Virtually everyone agrees that people in the advanced capitalist nations have way too many possessions. Three and four car families, multiple televisions and numerous devices to send and receive messages and media all day and all night. Of course, many more people have considerably less, even in the United States, where possessions are totems to the public’s capitalist faith. In recent years it seems that more and more observers of this need to possess have called on the consuming masses to slow down and consider their buying practices in terms of the planet’s future. The fact that this addiction to things has helped create and ecological disaster is finally sinking in.

Bruce Hood, author of Possessed: Why We Want More Than We Need, is among those observers calling for a reconsideration of the “need” to possess. His book takes a look at this phenomenon through the lens of psychology. His conclusions are somewhat disenchanting, to say the least. According to Hood, the desire to possess things is hard-wired into the human consciousness. In making this claim, Hood cites examples of what he claims are early human attempts to own things, beginning with animals and land. From there, he expands his gaze to the human transition from a hunter-gatherer society to an agricultural and then urban one.
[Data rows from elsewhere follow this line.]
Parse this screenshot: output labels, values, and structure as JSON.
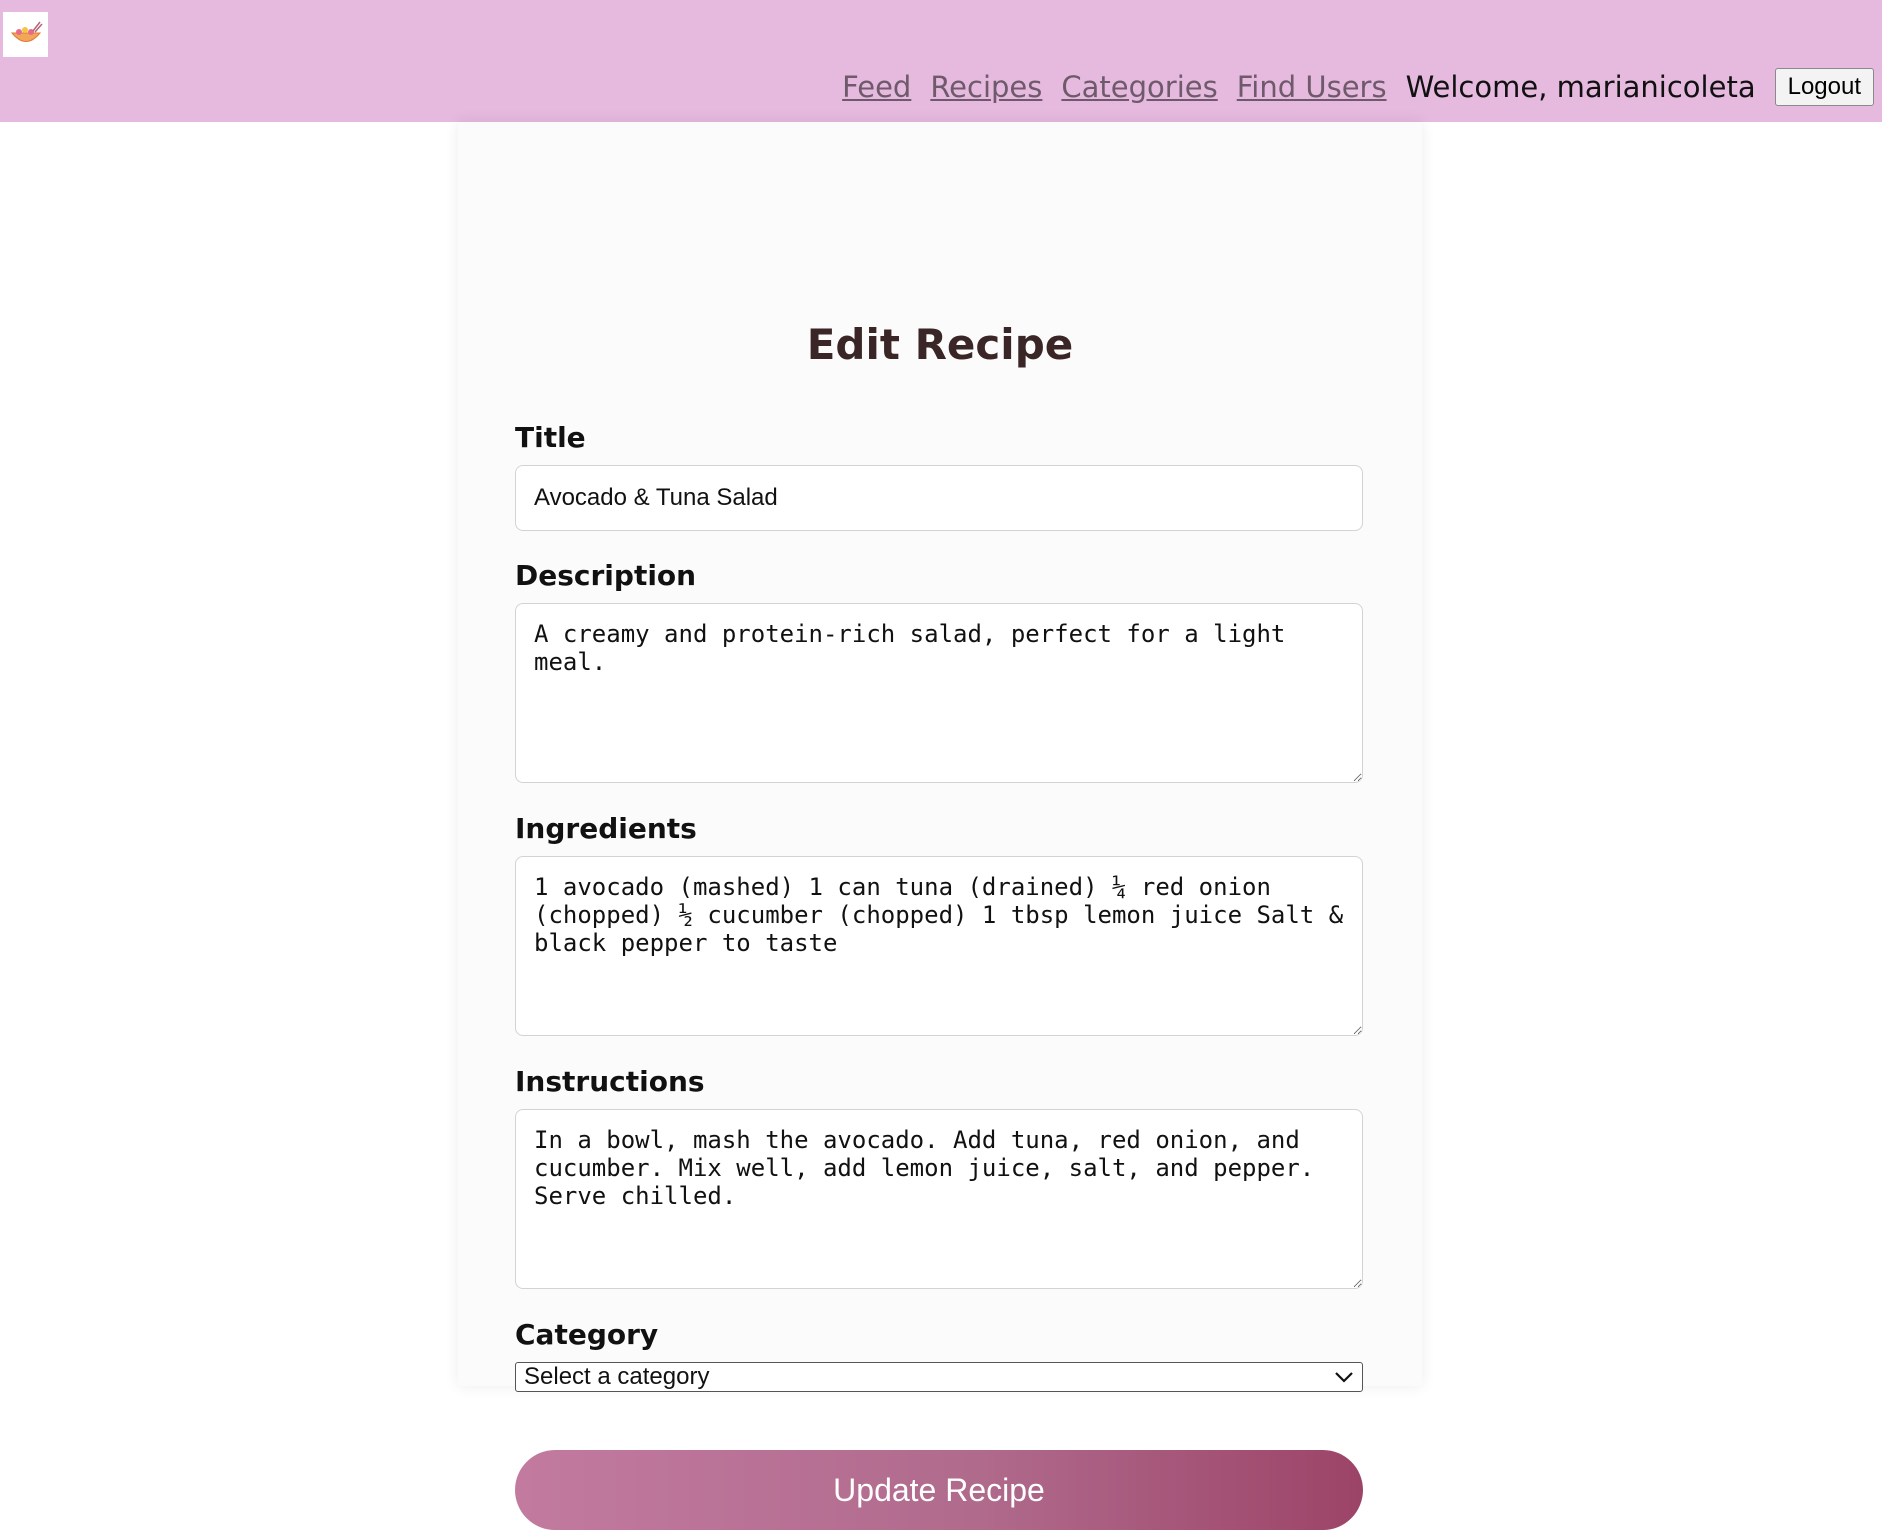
{
  "nav": {
    "links": [
      "Feed",
      "Recipes",
      "Categories",
      "Find Users"
    ],
    "welcome": "Welcome, marianicoleta",
    "logout_label": "Logout"
  },
  "form": {
    "heading": "Edit Recipe",
    "title_label": "Title",
    "title_value": "Avocado & Tuna Salad",
    "description_label": "Description",
    "description_value": "A creamy and protein-rich salad, perfect for a light meal.",
    "ingredients_label": "Ingredients",
    "ingredients_value": "1 avocado (mashed) 1 can tuna (drained) ¼ red onion (chopped) ½ cucumber (chopped) 1 tbsp lemon juice Salt & black pepper to taste",
    "instructions_label": "Instructions",
    "instructions_value": "In a bowl, mash the avocado. Add tuna, red onion, and cucumber. Mix well, add lemon juice, salt, and pepper. Serve chilled.",
    "category_label": "Category",
    "category_selected": "Select a category",
    "submit_label": "Update Recipe"
  },
  "colors": {
    "navbar_bg": "#e6b9de",
    "heading_color": "#3a2626",
    "button_gradient_start": "#c27b9f",
    "button_gradient_end": "#9c4468"
  },
  "icons": {
    "logo": "salad-bowl-logo-icon",
    "select_arrow": "chevron-down-icon"
  }
}
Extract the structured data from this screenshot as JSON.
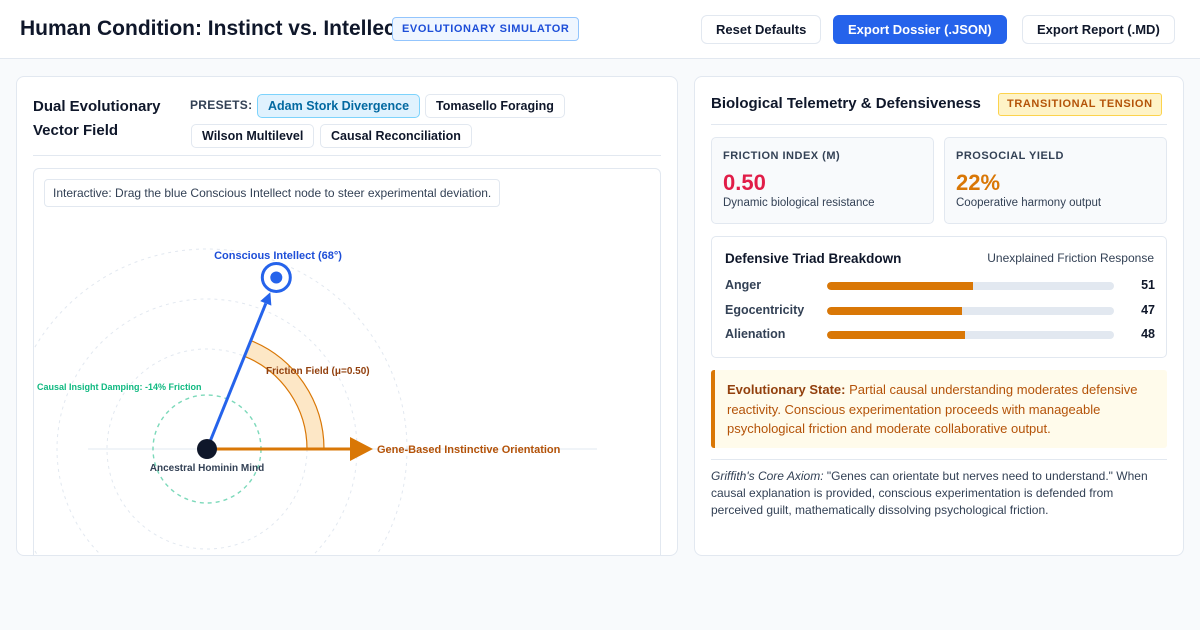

All along he cites examples of the growing desire to own and its effects on humanity. Those who owned obtained more power over those who didn’t. As those individuals who owned gained power, they began to exercise it against those who had less. Landowners began taking away the commons where peasants grazed their animals. This created a situation where the peasants either had to diminish their herds, pay rent to the landowners to graze or get rid of their animals altogether. This created a surplus wealth for those with the land. It also provoked resentment and rebellion amongst those without. In order to defend and expand their power over property and the people who wished to use it, political power was assumed and grabbed by the landowners. Their surplus wealth was often used to buy things they did not need to exist, but wanted because they were either considered beautiful or symbols of wealth and status.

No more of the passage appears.